Il nuovo sequestro – Tutto finito? Assolutamente no. Il 25 luglio scorso il gip, su richiesta della Procura, dispone un nuovo sequestro preventivo – eseguito dalla Polizia Stradale – dell’autovelox modello T-EXSPEED v.2.0 e questa volta non solo nei comuni calabresi ma anche nel resto d’Italia, da Venezia a Reggio Emilia. Cambia anche il reato contestato: questa volta è frode nelle pubbliche forniture e gli indagati sono sei. Le argomentazioni sono praticamente quelle del precedente sequestro ma questa volta, nel provvedimento, il gip cita anche l’ultima sentenza della Corte di Cassazione sezione civile: quella ormai nota che ritiene necessaria l’omologazione oltre che l’approvazione ministeriale.
E gli altri autovelox? – Anche in questo caso il sequestro riguarda solo un modello di autovelox (il T-EXSPEED v.2.0 prodotto dalla società Kria), ma secondo questa interpretazione – come già dichiarato dallo stesso Riesame – tutti gli autovelox potrebbero essere disattivati e dichiarati illegali, in quanto non omologati. Per esempio basta cercare su internet i modelli di autovelox a disposizione della Polizia Stradale per notare che esistono solo i decreti di approvazione.

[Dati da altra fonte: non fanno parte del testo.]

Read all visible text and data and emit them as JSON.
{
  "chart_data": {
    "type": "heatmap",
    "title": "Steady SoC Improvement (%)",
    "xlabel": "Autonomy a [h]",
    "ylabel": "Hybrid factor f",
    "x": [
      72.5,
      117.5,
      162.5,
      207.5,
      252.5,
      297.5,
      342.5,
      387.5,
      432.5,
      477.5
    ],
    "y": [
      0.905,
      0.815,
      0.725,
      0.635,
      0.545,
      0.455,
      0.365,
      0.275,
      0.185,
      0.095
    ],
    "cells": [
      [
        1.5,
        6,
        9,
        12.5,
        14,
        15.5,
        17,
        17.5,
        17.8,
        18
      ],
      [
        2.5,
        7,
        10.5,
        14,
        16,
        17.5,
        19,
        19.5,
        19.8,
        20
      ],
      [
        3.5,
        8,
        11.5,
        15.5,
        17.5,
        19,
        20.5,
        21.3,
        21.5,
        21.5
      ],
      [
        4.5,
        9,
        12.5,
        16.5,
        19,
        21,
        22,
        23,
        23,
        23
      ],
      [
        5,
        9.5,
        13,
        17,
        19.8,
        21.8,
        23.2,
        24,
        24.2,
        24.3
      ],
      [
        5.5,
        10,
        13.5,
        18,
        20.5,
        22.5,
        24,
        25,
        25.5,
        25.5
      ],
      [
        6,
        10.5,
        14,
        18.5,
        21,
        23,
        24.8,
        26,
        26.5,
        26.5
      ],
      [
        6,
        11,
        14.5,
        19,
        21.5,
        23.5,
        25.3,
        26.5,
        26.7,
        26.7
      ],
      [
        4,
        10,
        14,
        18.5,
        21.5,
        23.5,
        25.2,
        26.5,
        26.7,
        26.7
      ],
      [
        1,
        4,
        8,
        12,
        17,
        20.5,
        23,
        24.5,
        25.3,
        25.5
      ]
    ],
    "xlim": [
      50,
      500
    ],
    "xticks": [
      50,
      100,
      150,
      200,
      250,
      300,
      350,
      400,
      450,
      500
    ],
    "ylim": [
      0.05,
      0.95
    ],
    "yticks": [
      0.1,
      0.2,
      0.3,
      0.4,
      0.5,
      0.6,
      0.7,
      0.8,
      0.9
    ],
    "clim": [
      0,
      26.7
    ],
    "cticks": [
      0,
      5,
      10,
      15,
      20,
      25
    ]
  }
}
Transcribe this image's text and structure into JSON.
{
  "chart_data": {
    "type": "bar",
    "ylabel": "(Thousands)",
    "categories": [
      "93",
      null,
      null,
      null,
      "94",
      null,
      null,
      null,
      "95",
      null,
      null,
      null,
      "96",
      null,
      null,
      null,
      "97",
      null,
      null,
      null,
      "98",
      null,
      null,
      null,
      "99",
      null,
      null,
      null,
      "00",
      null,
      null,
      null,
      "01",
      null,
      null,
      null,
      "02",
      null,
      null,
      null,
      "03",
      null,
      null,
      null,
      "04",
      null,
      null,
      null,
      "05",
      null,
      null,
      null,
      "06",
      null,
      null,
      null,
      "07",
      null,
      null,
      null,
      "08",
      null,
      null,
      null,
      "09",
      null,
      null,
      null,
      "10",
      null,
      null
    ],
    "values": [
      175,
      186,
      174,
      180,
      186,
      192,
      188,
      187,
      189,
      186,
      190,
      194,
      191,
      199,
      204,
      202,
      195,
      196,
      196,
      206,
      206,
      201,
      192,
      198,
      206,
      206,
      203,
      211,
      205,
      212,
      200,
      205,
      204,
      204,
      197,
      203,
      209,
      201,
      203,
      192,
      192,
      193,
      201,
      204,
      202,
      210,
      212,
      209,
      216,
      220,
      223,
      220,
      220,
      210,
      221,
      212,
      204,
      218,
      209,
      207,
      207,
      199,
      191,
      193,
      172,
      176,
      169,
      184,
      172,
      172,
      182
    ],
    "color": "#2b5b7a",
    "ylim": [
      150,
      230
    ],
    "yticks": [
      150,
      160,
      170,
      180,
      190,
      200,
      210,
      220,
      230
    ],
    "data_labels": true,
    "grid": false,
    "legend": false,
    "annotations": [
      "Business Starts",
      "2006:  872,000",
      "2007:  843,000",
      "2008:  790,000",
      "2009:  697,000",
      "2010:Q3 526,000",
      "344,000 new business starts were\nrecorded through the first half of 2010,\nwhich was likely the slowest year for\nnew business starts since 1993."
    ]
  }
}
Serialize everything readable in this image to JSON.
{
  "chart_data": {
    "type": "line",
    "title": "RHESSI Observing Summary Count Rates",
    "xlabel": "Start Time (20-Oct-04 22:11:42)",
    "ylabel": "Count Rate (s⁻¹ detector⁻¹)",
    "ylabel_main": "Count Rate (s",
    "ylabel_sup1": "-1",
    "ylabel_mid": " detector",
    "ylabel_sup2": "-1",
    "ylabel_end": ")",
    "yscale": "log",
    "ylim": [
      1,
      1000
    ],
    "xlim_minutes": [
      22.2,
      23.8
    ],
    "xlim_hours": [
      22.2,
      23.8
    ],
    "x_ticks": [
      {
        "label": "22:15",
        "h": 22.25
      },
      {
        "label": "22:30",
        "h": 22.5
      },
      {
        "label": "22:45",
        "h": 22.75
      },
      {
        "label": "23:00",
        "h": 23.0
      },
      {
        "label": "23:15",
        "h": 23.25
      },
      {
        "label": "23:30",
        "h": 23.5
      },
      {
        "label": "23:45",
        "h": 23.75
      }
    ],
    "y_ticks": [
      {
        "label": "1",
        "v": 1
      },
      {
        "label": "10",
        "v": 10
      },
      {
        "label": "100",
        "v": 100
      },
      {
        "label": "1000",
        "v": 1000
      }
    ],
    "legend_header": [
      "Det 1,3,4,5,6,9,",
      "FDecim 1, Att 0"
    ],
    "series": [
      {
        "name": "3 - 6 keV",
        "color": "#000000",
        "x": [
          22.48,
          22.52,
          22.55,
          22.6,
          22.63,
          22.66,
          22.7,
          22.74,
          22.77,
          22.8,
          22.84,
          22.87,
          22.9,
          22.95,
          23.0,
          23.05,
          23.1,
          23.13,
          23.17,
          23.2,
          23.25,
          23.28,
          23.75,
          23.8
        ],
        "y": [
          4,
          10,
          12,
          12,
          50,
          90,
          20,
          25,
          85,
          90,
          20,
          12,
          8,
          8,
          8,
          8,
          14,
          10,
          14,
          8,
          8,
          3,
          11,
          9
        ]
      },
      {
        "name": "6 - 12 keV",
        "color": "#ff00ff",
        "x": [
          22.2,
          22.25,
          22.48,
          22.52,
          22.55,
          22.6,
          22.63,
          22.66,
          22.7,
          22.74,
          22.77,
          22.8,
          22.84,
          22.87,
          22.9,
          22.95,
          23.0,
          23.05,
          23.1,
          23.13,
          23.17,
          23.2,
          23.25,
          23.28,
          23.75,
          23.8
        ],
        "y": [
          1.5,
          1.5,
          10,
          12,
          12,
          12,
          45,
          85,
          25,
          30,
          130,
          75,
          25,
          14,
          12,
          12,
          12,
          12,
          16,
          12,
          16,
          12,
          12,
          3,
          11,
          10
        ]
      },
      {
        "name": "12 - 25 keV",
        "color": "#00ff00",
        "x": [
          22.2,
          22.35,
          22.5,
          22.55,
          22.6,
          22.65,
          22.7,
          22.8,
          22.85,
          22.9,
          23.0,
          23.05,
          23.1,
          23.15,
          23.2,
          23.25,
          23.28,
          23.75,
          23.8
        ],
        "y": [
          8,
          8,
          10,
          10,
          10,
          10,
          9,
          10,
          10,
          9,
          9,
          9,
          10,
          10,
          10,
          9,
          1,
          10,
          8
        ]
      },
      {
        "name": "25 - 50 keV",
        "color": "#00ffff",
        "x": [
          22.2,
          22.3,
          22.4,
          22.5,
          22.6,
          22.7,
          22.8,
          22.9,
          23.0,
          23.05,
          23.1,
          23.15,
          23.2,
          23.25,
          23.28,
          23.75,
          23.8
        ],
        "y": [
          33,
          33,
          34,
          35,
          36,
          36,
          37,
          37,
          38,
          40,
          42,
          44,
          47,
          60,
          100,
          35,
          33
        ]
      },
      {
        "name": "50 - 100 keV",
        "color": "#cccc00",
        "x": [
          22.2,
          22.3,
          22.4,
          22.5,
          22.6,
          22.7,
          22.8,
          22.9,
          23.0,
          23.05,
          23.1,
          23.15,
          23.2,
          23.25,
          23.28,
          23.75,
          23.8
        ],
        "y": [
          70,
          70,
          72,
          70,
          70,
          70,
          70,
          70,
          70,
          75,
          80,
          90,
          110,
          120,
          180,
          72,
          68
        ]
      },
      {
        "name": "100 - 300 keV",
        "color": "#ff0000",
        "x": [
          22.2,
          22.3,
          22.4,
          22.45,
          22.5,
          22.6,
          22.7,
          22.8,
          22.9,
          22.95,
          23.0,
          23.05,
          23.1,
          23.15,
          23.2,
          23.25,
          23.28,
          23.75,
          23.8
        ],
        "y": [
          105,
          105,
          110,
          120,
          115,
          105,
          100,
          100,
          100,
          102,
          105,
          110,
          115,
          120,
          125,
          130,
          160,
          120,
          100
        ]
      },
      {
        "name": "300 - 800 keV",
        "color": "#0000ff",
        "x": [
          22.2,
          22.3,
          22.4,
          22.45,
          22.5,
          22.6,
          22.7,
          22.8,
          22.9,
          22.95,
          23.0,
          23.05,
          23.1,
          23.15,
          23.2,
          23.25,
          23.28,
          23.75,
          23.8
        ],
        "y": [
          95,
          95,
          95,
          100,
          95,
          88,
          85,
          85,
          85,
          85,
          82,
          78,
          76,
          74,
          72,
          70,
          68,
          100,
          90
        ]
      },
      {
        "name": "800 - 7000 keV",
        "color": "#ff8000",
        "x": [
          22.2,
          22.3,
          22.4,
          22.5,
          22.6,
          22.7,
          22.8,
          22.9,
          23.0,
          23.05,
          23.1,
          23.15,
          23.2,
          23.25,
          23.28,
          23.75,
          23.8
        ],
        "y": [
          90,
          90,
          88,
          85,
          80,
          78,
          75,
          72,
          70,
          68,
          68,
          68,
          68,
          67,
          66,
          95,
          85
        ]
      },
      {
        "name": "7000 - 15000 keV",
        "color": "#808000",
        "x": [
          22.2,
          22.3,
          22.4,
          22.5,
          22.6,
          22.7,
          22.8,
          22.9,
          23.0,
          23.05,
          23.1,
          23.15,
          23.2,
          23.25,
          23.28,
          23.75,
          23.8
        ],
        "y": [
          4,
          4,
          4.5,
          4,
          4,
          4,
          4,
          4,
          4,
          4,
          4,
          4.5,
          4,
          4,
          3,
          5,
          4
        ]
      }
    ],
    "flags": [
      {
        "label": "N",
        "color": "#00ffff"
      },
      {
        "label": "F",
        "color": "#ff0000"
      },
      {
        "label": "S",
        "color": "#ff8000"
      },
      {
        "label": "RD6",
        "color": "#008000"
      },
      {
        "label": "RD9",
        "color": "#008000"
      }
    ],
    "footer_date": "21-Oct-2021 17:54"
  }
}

Il ruolo della politica – Un vuoto normativo che rischia pertanto di rendere inutilizzabili in Italia tutti gli strumenti di controllo della velocità. Chi può risolve il problema è la politica. Immediatamente dopo la diffusione della notizia del sequestro il partito di Salvini è intervenuto con una nota stampa: “La Lega, in primis il ministro Matteo Salvini, è al lavoro per mettere ordine in una situazione di caos. La salvaguardia degli utenti della strada e dei pedoni è una priorità, ma senza tartassare i cittadini con migliaia di autovelox illegali che non aumentano la sicurezza ma solo le multe”. Autovelox “illegali” molto probabilmente, però, proprio per l’assenza di norme. Lo stesso Matteo Salvini che a fine maggio scorso ha presentato in pompa magna l’approvazione del suo decreto ministeriale finalizzato a disciplinare in modo rigoroso l’uso e la collocazione degli autovelox: “Fine della giungla”, aveva dichiarato. Un decreto successivo alla pronuncia della Corte di Cassazione ma che non affronta in nessun modo il problema sollevato dai giudici del Palazzaccio. E questo più che risolvere il caos, rischia di alimentarlo.